Globally, Iraq today advised its foreign customers to expect less supply during the first half of 2017, a sign Baghdad will comply with the Nov. 30 agreement by Organization of Petroleum Exporting Countries to reduce its total output by 1.2 million bpd effective Jan. 1, 2017. Wire reports said Iraq will cut its exports by up to 210,000 bpd next month for six months, which could be renewed for another six months.

Saudi Arabia and some of its Arab Gulf allies gave similar indications last week as did non-OPEC Russia, suggesting a level of seriousness on the part of leading oil producers to act in attempt to get rid of excess supply next year.
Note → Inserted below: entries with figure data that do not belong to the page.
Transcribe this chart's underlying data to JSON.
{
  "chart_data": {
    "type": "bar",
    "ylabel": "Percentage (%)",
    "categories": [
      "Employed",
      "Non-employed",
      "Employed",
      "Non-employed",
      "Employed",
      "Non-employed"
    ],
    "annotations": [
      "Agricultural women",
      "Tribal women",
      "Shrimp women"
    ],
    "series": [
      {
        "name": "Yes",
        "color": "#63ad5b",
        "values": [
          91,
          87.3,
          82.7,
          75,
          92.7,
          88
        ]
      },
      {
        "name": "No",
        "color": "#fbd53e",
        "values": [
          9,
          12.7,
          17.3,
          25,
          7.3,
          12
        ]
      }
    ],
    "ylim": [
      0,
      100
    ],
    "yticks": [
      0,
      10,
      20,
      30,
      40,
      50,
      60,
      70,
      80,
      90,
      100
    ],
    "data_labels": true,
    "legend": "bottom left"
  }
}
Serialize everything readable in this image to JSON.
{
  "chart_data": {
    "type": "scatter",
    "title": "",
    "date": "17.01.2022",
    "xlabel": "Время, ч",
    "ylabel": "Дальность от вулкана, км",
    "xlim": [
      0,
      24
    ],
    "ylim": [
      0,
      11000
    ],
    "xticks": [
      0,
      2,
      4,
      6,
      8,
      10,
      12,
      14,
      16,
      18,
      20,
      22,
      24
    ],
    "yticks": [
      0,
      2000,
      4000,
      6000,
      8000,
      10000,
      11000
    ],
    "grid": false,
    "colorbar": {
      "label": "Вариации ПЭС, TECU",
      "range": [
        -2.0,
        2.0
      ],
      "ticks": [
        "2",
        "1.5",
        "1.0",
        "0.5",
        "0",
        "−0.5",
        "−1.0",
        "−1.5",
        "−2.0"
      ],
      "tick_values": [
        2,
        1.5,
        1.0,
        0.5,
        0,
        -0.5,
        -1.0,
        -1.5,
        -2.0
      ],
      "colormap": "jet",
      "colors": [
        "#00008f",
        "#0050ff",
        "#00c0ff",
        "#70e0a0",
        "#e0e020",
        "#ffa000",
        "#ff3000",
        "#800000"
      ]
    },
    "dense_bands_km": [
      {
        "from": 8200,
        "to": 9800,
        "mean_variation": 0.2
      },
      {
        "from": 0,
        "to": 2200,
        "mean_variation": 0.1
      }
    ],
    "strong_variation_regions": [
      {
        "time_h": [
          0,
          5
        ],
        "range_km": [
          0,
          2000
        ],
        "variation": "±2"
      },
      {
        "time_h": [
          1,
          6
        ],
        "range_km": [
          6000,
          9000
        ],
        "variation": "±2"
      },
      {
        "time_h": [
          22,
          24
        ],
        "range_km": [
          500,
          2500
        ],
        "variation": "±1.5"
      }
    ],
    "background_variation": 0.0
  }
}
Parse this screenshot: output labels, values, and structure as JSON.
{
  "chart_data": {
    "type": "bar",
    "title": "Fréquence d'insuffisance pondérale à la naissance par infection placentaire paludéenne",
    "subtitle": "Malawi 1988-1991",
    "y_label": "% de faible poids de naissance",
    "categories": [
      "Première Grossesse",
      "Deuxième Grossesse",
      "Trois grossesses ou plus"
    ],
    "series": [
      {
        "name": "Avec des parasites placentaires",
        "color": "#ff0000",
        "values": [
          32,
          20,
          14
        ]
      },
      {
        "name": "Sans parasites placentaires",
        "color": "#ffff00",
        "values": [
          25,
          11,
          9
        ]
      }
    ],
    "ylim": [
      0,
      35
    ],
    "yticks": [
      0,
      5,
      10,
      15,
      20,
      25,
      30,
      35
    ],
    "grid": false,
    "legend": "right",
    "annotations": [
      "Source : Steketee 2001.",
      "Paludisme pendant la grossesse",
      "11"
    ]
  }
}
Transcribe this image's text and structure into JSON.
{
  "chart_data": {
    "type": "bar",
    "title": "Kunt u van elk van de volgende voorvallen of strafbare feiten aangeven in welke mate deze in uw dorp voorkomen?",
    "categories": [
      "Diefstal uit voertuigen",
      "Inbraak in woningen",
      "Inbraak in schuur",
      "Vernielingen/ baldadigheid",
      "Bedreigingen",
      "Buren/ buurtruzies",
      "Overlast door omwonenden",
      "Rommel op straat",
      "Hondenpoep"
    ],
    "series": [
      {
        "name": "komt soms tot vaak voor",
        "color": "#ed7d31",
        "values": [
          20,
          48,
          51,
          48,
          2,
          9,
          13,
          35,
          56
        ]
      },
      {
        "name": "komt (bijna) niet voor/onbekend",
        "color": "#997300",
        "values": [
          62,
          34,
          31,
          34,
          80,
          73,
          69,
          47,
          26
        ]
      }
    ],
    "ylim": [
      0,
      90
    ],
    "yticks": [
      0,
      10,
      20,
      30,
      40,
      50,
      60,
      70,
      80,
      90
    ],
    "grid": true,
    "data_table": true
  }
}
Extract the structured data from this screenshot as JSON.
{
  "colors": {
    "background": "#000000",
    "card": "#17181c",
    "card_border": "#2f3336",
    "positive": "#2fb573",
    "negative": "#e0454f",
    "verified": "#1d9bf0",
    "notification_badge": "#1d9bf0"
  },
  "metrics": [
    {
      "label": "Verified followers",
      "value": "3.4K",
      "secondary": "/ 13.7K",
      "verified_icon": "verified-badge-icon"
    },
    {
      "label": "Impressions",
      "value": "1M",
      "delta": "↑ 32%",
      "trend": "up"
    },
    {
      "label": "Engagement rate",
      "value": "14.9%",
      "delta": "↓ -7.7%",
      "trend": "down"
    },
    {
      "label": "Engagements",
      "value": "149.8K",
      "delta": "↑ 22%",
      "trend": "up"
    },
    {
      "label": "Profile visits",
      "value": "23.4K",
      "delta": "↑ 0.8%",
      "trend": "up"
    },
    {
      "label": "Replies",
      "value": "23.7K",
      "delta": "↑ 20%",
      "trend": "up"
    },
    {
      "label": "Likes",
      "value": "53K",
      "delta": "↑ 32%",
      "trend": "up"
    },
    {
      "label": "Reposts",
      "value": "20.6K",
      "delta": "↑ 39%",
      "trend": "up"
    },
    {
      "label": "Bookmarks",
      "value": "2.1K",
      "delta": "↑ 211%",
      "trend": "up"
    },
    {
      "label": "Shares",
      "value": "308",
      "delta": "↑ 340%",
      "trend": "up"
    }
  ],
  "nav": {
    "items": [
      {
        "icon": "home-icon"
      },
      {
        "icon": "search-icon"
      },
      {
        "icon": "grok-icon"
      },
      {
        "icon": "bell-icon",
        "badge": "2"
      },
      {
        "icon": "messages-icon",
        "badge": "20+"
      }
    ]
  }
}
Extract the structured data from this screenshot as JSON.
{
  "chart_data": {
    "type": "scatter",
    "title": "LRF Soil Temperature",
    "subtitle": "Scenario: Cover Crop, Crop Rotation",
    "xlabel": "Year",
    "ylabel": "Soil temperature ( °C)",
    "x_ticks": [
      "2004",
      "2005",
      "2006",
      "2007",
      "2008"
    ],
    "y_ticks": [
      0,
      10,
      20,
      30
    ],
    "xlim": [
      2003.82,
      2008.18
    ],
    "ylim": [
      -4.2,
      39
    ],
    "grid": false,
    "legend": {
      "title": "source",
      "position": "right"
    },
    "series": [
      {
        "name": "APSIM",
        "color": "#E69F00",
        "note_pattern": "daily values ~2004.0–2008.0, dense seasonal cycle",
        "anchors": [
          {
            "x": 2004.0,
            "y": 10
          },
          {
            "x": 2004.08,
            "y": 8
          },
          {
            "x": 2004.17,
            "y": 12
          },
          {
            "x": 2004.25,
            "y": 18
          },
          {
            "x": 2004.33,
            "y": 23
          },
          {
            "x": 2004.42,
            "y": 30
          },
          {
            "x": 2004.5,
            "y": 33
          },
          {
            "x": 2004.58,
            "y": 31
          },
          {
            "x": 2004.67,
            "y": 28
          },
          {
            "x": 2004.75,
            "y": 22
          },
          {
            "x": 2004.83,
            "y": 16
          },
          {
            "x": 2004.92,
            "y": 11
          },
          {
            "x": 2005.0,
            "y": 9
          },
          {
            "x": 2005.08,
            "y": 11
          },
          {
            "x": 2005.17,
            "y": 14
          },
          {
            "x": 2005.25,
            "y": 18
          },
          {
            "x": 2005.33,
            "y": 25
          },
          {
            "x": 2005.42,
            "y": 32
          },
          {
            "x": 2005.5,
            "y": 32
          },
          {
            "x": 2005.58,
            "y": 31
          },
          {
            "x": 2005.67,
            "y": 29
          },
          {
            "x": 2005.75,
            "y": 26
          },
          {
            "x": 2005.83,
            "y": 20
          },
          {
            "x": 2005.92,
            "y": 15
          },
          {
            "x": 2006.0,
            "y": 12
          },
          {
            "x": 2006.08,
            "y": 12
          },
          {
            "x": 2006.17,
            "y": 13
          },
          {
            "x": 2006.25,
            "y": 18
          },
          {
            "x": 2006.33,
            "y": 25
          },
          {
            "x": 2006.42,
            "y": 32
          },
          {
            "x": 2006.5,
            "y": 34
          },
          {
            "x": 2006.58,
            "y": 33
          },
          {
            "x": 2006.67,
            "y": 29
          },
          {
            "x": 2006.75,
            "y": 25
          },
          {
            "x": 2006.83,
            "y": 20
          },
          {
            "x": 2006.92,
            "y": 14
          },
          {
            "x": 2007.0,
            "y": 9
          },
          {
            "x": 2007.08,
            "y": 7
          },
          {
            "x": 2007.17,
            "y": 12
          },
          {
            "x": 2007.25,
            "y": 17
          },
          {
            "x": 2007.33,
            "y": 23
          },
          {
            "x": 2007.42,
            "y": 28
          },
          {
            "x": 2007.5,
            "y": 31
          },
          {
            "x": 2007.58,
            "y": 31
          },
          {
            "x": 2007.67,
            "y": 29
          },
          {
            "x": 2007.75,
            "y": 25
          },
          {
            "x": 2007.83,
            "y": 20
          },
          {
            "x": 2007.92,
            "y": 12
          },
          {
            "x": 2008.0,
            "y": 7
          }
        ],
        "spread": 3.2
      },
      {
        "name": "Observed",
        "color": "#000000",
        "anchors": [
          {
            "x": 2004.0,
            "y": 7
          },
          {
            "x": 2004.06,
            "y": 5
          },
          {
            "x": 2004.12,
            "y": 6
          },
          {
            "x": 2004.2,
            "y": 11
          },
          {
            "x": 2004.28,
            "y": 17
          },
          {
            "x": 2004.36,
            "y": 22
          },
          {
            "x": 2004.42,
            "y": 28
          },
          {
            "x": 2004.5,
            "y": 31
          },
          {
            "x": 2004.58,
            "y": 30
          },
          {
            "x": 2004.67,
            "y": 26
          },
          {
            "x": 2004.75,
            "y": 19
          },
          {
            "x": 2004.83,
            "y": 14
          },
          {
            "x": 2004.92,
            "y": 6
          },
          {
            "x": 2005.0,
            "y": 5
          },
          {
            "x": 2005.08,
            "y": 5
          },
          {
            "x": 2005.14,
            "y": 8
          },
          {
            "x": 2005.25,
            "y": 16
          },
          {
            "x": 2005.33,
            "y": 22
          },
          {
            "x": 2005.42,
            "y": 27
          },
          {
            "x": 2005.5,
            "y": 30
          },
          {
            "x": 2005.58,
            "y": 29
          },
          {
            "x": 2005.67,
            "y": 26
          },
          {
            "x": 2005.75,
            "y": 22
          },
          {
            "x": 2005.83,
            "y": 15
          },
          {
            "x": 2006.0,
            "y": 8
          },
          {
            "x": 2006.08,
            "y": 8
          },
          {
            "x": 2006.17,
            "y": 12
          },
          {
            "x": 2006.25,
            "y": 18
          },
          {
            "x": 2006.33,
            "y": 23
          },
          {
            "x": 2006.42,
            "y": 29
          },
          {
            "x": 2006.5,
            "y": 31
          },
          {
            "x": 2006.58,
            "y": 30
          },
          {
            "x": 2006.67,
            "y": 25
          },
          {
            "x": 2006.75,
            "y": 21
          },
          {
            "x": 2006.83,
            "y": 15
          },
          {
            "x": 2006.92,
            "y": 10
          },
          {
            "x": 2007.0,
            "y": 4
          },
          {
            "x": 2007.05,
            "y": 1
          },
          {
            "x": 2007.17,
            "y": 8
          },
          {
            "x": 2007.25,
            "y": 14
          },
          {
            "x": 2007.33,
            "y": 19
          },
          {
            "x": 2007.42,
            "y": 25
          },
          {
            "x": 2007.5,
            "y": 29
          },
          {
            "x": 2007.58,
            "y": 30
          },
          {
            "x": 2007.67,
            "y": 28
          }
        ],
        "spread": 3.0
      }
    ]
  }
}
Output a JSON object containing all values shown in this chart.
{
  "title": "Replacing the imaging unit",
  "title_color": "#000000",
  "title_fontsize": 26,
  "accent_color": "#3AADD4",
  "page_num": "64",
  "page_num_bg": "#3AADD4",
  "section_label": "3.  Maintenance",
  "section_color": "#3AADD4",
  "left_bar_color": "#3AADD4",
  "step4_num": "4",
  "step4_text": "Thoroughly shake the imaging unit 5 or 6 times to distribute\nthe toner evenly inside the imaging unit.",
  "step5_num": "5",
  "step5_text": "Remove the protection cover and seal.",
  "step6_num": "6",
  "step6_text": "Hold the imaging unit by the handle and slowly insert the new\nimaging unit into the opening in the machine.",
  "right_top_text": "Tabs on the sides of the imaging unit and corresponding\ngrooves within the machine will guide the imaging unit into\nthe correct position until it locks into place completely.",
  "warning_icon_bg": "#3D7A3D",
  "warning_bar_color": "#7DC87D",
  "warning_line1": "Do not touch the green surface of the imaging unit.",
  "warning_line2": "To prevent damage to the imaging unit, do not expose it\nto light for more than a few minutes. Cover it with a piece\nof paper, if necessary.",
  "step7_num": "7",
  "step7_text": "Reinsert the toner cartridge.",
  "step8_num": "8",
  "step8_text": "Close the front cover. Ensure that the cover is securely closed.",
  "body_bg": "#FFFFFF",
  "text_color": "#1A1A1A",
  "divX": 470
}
On the geopolitical front, there is increased tension ahead of Christmas and New Year holidays, with two terror-related attacks occurring over the past 24 hours in Turkey and Germany.

Oil prices are sensitive to geopolitical tensions that sometimes threaten to disrupt supply. Based on their location and other factors, these attacks have not been linked to any attempt to disrupt oil supply, but speculative traders are covering short positions and adding length in the oil futures complex nonetheless.